Simons also shares Woolf’s fascination with people’s motivations and interactions, so much so that she is currently pursuing a master’s degree in clinical psychology. “The thing Woolf does best is in a scene you’ll really get the emotions that are operating. That’s why her books are delicious for me.” With a Ph.D. in literature from New York University, the Miami native has spent a great deal of time with the likes of Nietzsche, Marx and Hegel. A section in her book describes a walk she took in the woods, getting lost in the words of Plato. The paintings are a way to get to know the greats she reads and teaches. “Painting their faces is like a conversation, it’s intimacy for me, it gives me a sense of creative possibility in the relationship with this otherwise unavailable thinker. It reminds me to allow my own perspective into my reading of some author.”

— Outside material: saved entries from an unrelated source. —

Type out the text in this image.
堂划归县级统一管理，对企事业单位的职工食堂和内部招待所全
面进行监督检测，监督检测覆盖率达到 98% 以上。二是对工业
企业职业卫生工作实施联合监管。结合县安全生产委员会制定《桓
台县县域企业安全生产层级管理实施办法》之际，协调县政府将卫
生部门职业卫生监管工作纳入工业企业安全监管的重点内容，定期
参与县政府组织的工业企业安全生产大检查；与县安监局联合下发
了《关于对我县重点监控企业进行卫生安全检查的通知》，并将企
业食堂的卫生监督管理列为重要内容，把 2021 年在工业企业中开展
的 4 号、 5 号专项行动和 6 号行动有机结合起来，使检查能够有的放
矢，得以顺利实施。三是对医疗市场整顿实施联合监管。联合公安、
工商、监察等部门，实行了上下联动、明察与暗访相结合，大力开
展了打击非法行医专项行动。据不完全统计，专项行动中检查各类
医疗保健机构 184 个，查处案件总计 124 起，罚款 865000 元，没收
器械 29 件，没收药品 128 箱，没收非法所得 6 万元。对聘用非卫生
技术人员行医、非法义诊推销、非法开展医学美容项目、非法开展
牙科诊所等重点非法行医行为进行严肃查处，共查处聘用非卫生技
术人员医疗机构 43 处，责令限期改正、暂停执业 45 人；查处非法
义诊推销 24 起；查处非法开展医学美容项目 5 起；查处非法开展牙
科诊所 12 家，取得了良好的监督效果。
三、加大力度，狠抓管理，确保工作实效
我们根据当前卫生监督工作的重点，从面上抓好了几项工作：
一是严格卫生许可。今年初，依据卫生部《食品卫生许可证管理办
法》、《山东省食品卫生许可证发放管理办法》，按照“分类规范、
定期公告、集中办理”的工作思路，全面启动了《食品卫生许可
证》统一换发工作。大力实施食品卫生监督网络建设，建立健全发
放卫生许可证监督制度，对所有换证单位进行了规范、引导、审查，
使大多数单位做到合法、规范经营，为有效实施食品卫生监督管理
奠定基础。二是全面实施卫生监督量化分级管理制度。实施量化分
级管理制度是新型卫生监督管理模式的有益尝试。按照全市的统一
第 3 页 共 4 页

Her book, part memoir, part self-help and a touch of thesis, includes lessons from Woolf that Simons has applied to her own life. “For me she’s all about ego — we’re all built in with this ego muscle that makes us feel more right than other people,” says Simons. “There are so many times when you, in your relationship with someone, think this person is a total idiot. But you can practice ego control, doing this kind of masochistic exercise, just repeating to yourself they’re not an idiot. ” As for the feminist label, Simons hesitates. “I’m a psychologist-in-training. I want to learn how people, gender aside, can best listen to and learn from one another.”